What Are the Advantages of Alternative Investments?
Some of the best reasons to consider trading alternative assets include:
- Retaining more control over investment holdings than you can achieve with common stocks and bonds.
- Distinctive knowledge in a particular area that gives you an advantage when trading a specific alternative investment, such as a long career in the gas industry for a utilities trader, for example. You might also have an interest in a particular area, such as tech, and want to support innovation in that area by providing venture capital.
- Specific market conditions that make it the optimal time to invest in a particular asset, such as those who benefited from the real estate bubble of the late 2000s or the dotcom boom of the 1990s.
- The tax advantages created by certain alternative investments, which are often preferable to the tax treatment of traditional investments.
What Are the Best Alternative Investments?
Some of the most promising alternative assets in the current market include:
- Gold bullion, which diversifies a traditional stock and bond portfolio to shield it from market ups and downs. Investing in gold can also shield you from the effects of inflation.

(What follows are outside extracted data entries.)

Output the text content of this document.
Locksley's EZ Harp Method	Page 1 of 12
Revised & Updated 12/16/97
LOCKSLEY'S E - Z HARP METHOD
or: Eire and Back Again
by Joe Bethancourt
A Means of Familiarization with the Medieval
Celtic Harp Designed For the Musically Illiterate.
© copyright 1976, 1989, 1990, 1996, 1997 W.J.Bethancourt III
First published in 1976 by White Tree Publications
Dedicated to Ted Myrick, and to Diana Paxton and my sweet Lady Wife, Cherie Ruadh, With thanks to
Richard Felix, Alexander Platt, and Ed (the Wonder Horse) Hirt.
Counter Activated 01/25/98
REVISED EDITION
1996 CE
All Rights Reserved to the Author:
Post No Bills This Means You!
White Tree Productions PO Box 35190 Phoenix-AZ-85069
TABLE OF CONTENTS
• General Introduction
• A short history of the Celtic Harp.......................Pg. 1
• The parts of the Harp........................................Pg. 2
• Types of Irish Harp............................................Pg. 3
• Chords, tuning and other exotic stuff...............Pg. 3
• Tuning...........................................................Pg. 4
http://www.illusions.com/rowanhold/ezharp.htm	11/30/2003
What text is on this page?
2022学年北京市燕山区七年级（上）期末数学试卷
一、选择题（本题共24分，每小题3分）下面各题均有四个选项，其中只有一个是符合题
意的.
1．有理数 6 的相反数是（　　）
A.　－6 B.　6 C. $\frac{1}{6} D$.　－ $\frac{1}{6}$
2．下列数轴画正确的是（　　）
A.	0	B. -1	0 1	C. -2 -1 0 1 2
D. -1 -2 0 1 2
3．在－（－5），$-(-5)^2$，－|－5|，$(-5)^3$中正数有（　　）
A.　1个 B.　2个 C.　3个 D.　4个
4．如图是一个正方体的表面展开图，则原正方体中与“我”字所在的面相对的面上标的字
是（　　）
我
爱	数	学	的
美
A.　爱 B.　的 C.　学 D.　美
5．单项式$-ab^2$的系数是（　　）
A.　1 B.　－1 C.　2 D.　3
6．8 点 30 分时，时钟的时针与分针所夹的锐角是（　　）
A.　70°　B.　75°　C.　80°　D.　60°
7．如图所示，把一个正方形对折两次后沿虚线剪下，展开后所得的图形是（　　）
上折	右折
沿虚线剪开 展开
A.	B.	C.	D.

- Cryptocurrencies, sometimes called ‘digital gold’ by investment experts because of their comparatively high value. Do your research and choose a currency with a proven track record, such as Bitcoin.
- Private debt, which lacks liquidity but can provide profits of up to 10%. Many investors enter several such contracts to create streams of income with staggered payment dates.
- Art and antiques, consistently ranked as a top asset class for those who can afford to wait 30 to 50 years for a sizable payout.
What Are the Potential Downsides of Alternative Investments?
A lternative assets will not produce returns for up to 10 years. Investors cannot access the funds during that time since these assets are not freely traded on traditional markets.
These investments also carry high fees of up to 2% upfront and up to 20% at fund distribution. For this reason, it’s important to choose alternative investments with a proven performance record since they cannot be evaluated by standard stock market metrics.
Some alternative assets also create complicated risks you may be unaware of when new to that type of investment. For example, if you buy certain types of alternative investments through your individual retirement account (IRA), you may have to establish the IRA as its own business entity which subsequently must pay separate business taxes.